Der VDA forderte in diesem Zusammenhang, die Flottengrenzwerte für die kommenden zwei Jahre aufzuweichen und einen Teil der Fahrzeuge nicht in der Rechnung zu berücksichtigen.
Aufschub für das Verbrennerverbot?
Der Verband setzt sich in Brüssel zudem dafür ein, auch nach dem für 2035 beschlossenen Aus noch Pkw mit Verbrennermotoren zuzulassen. In diesem Zusammenhang sollen nach Vorstellung der Hersteller auch Hybridfahrzeuge zugelassen werden.

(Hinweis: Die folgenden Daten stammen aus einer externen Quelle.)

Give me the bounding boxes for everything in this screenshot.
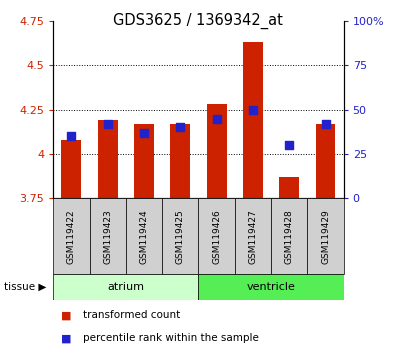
Text: GDS3625 / 1369342_at: GDS3625 / 1369342_at xyxy=(113,12,282,29)
Text: GSM119423: GSM119423 xyxy=(103,209,112,264)
Text: GSM119428: GSM119428 xyxy=(285,209,294,264)
Text: ■: ■ xyxy=(61,310,72,320)
Text: tissue ▶: tissue ▶ xyxy=(4,282,46,292)
FancyBboxPatch shape xyxy=(53,198,90,274)
Bar xyxy=(134,124,154,198)
FancyBboxPatch shape xyxy=(199,274,344,300)
Text: GSM119426: GSM119426 xyxy=(212,209,221,264)
Point xyxy=(177,125,184,130)
Text: transformed count: transformed count xyxy=(83,310,180,320)
Point xyxy=(105,121,111,127)
FancyBboxPatch shape xyxy=(199,198,235,274)
Text: atrium: atrium xyxy=(107,282,145,292)
Point xyxy=(141,130,147,136)
FancyBboxPatch shape xyxy=(162,198,199,274)
FancyBboxPatch shape xyxy=(307,198,344,274)
Point xyxy=(213,116,220,121)
FancyBboxPatch shape xyxy=(53,274,199,300)
Point xyxy=(250,107,256,113)
Text: ventricle: ventricle xyxy=(246,282,295,292)
Bar xyxy=(98,120,118,198)
Bar xyxy=(170,124,190,198)
Text: GSM119425: GSM119425 xyxy=(176,209,185,264)
FancyBboxPatch shape xyxy=(271,198,307,274)
FancyBboxPatch shape xyxy=(126,198,162,274)
FancyBboxPatch shape xyxy=(235,198,271,274)
Bar xyxy=(316,124,335,198)
Bar xyxy=(243,42,263,198)
Point xyxy=(286,142,292,148)
Text: GSM119427: GSM119427 xyxy=(248,209,258,264)
Bar xyxy=(207,104,227,198)
Text: GSM119424: GSM119424 xyxy=(139,209,149,264)
Text: ■: ■ xyxy=(61,333,72,343)
Bar xyxy=(279,177,299,198)
FancyBboxPatch shape xyxy=(90,198,126,274)
Point xyxy=(322,121,329,127)
Text: percentile rank within the sample: percentile rank within the sample xyxy=(83,333,259,343)
Point xyxy=(68,133,75,139)
Text: GSM119429: GSM119429 xyxy=(321,209,330,264)
Bar xyxy=(62,140,81,198)
Text: GSM119422: GSM119422 xyxy=(67,209,76,264)
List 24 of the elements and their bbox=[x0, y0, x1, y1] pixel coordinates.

"Die Autoindustrie hat einen Großangriff auf die CO2-Vorgaben für Autos gestartet", kritisierte der Geschäftsführer der Umweltorganisation Transport & Environment (T&E, Verkehr und Umwelt), William Todts, der in der Brüsseler Runde mit von der Leyen auch am Tisch saß. Er warf den Herstellern vor, lediglich Bußgelder vermeiden zu wollen. "Sie haben kaum Vorschläge gemacht, wie man den Markt für Elektrofahrzeuge in Europa tatsächlich ankurbeln kann", fügte er hinzu.
Von der Leyen hatte in den vergangenen Tagen wiederholt betont, die Kommission halte an den Klimazielen aus ihrer vergangenen Legislaturperiode fest. Das gilt ihren am Mittwoch veröffentlichten Leitlinien für die kommenden Jahre zufolge auch für das Verbrenner-Aus für ab 2035 neu zugelassene Pkw – auch wenn die Kommission Verbrennerautos mit synthetischen Kraftstoffen, sogenannten E-Fuels, eine Rolle einräumt.

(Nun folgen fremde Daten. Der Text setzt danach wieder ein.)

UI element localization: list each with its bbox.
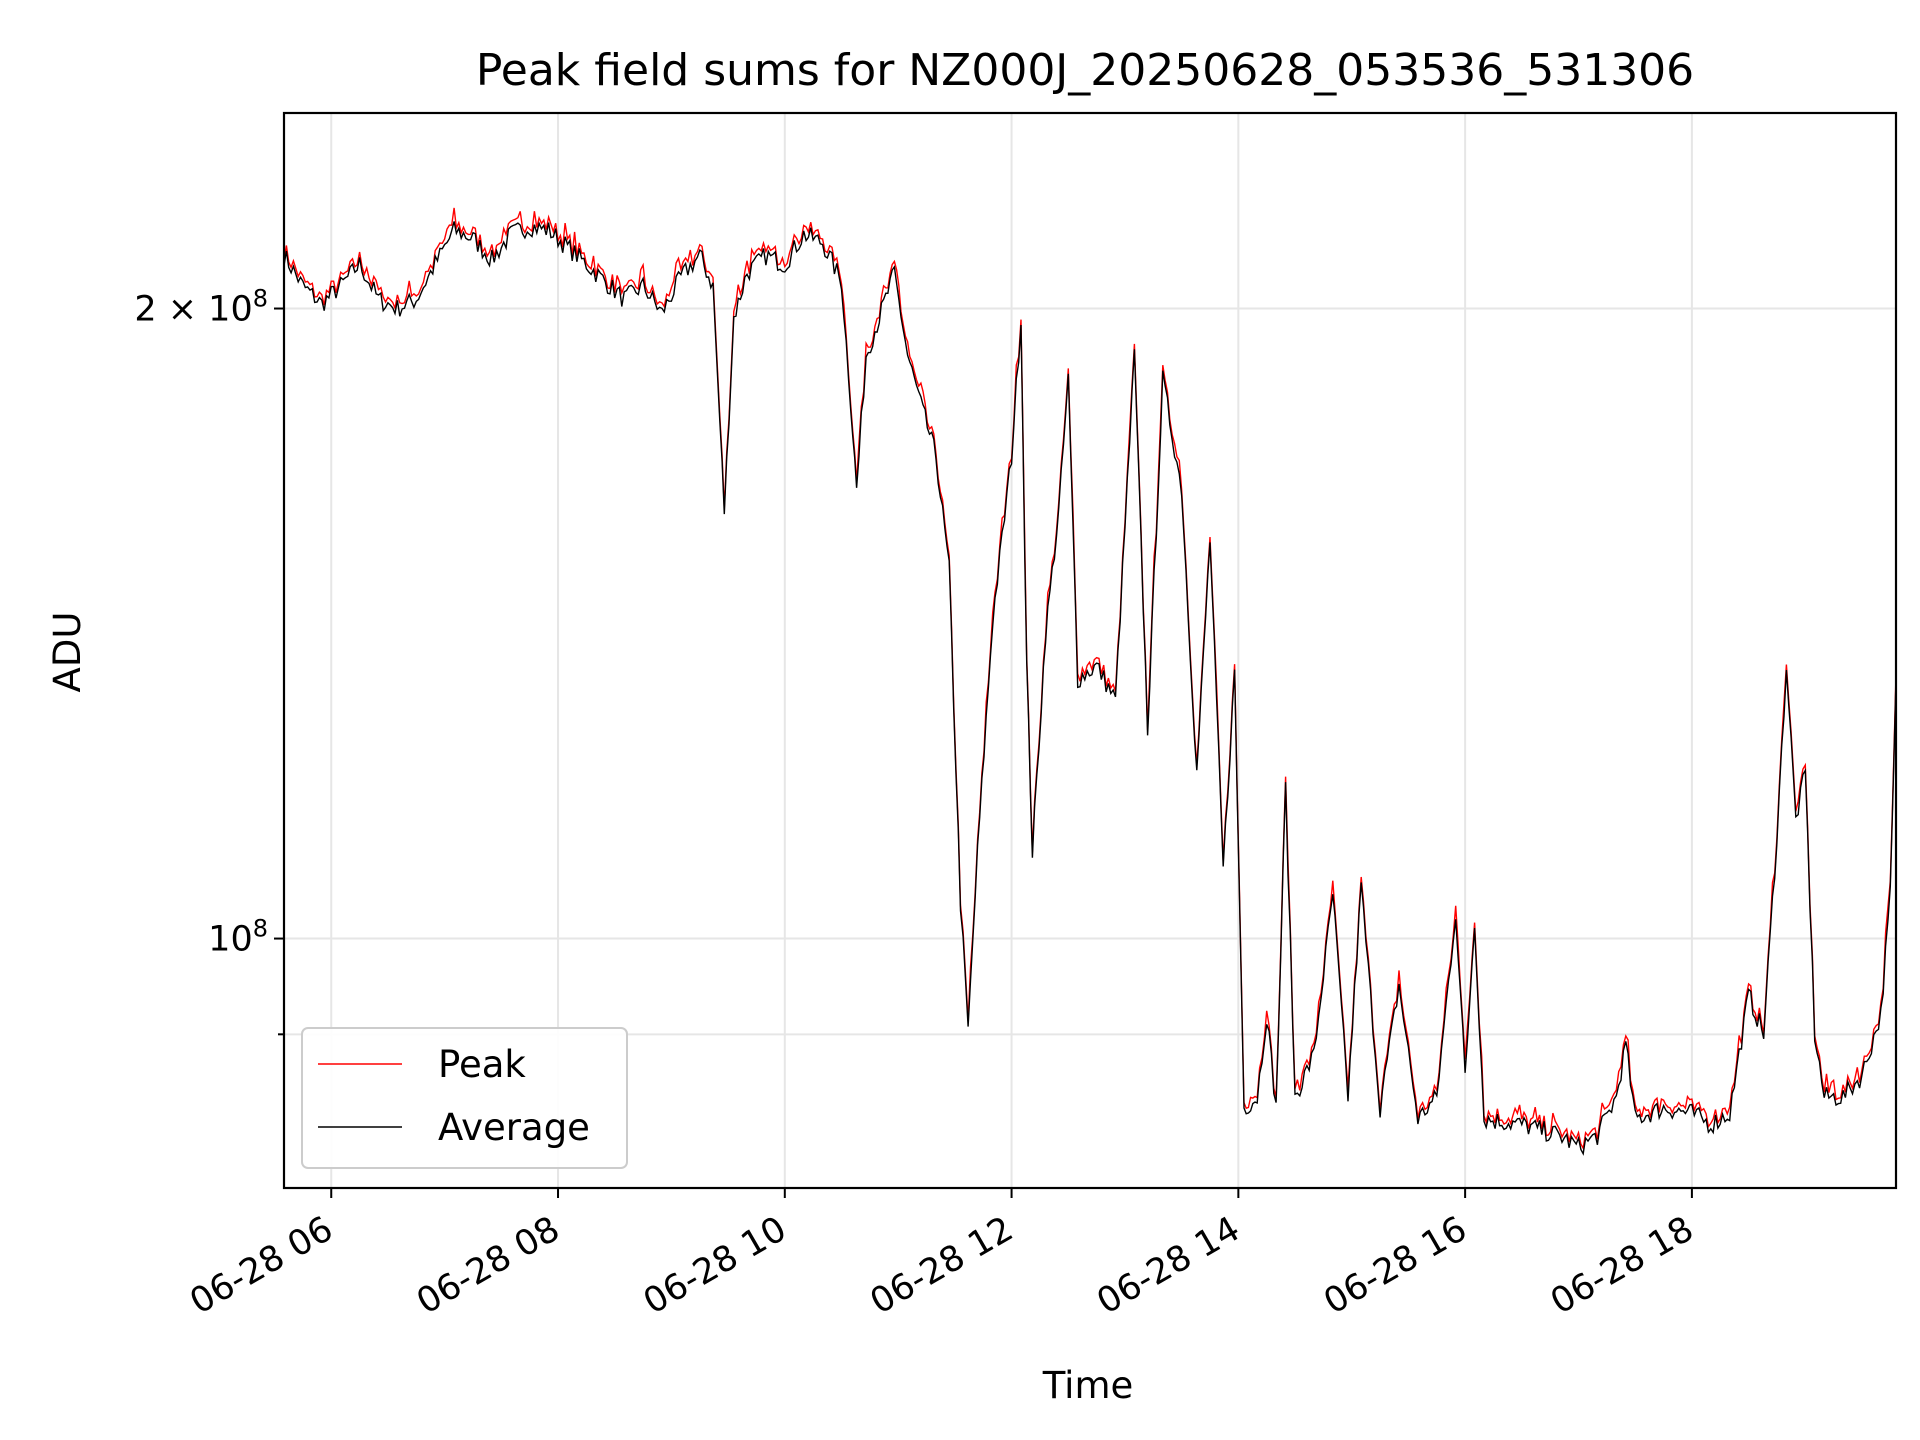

Uneinigkeit bei Zöllen für chinesische Autos
Dass die Interessen der europäischen Industrie nicht immer deckungsgleich sind, zeigt sich etwa an Zusatzzöllen auf E-Autos aus China. Während etwa die deutsche Industrie sie vehement ablehnt, hatte sich Frankreich in der Vergangenheit grundsätzlich positiv zu Strafmaßnahmen gegen Chinas E-Autos geäußert. Kurz vor Beginn des neuen Dialogs hatten unter anderem die deutschen Autobauer BMW und Mercedes angekündigt, vor Gericht gegen die Maßnahme vorzugehen.

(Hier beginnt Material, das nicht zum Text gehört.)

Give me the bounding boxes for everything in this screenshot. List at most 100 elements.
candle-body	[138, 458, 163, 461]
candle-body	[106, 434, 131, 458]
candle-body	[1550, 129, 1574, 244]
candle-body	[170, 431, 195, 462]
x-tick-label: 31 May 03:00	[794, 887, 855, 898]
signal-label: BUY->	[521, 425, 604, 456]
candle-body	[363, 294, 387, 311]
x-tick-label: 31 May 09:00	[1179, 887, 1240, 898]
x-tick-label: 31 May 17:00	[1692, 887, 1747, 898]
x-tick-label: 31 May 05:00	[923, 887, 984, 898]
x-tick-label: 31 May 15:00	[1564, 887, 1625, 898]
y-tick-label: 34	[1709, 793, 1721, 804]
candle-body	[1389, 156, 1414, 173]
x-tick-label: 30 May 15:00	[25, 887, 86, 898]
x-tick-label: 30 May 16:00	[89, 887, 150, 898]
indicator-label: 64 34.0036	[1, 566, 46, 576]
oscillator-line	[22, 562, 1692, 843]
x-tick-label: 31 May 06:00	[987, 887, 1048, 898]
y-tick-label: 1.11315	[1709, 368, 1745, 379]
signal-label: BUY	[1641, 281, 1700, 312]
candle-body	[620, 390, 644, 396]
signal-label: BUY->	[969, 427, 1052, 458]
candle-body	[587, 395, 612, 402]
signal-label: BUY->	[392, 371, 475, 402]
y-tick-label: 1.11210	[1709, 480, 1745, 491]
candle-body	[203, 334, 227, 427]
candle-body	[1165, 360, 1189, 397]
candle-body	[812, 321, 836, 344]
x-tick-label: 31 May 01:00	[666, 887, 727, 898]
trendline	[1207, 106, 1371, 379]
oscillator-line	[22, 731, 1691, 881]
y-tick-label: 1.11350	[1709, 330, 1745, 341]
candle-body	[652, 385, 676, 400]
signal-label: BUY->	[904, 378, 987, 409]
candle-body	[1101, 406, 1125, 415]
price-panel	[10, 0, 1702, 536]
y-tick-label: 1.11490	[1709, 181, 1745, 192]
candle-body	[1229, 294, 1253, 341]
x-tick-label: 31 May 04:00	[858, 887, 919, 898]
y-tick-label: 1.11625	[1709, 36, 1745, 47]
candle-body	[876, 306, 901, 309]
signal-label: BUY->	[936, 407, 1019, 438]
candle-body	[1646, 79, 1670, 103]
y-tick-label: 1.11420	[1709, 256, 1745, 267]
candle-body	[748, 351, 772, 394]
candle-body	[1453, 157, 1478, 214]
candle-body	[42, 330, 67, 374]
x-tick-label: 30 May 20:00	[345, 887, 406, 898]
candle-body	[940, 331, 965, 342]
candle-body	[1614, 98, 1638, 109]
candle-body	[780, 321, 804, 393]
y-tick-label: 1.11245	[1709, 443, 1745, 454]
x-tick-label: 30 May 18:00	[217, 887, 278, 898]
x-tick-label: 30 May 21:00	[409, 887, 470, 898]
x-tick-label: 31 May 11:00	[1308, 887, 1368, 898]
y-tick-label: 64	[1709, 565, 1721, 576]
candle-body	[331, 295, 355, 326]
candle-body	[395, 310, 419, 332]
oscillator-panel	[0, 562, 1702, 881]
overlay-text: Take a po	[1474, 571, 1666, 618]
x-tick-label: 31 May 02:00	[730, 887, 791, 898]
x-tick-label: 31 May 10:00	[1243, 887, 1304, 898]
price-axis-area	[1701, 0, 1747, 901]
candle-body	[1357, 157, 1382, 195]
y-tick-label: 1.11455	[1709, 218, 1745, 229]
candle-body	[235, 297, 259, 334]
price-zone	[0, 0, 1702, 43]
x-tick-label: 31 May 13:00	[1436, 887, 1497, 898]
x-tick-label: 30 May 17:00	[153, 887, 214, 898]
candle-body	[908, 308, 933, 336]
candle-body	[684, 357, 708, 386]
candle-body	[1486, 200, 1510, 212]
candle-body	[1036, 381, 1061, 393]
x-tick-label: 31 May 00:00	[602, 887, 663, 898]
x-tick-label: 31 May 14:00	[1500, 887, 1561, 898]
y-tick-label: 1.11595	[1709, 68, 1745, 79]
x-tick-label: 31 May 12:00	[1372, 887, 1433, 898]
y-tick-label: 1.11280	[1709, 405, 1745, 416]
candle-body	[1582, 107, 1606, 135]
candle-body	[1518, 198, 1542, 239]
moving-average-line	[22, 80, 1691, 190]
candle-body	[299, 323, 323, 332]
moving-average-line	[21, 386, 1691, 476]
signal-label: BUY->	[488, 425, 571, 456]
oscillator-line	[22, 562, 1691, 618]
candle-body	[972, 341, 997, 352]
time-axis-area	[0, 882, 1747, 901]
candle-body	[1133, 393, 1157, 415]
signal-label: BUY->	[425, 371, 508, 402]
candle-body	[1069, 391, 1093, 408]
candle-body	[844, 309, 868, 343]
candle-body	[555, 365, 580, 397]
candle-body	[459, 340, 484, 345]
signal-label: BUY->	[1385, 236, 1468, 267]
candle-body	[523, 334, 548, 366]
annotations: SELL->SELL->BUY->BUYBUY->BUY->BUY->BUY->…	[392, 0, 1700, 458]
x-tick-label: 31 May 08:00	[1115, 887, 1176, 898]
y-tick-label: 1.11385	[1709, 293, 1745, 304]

Auf den Rechtsstreit angesprochen, sagte EU-Kommissionspräsidentin von der Leyen, dass die Situation in der Autoindustrie komplex sei. Neben chinesischen Fahrzeugen, die unter Produktionskosten verkauft würden, seien etwa die Elektrifizierung, die Infrastruktur und Qualifikationen komplizierte Themenfelder. "Wenn man den verschiedenen Autoherstellern in ganz Europa zuhört, hat man sehr unterschiedliche Ansichten dazu", so von der Leyen.
In den Gesprächen mit Autobauern und Zulieferern geht es auch um einen möglichen Handelsstreit mit dem neuen US-Präsidenten Donald Trump, den die Hersteller vermeiden wollen.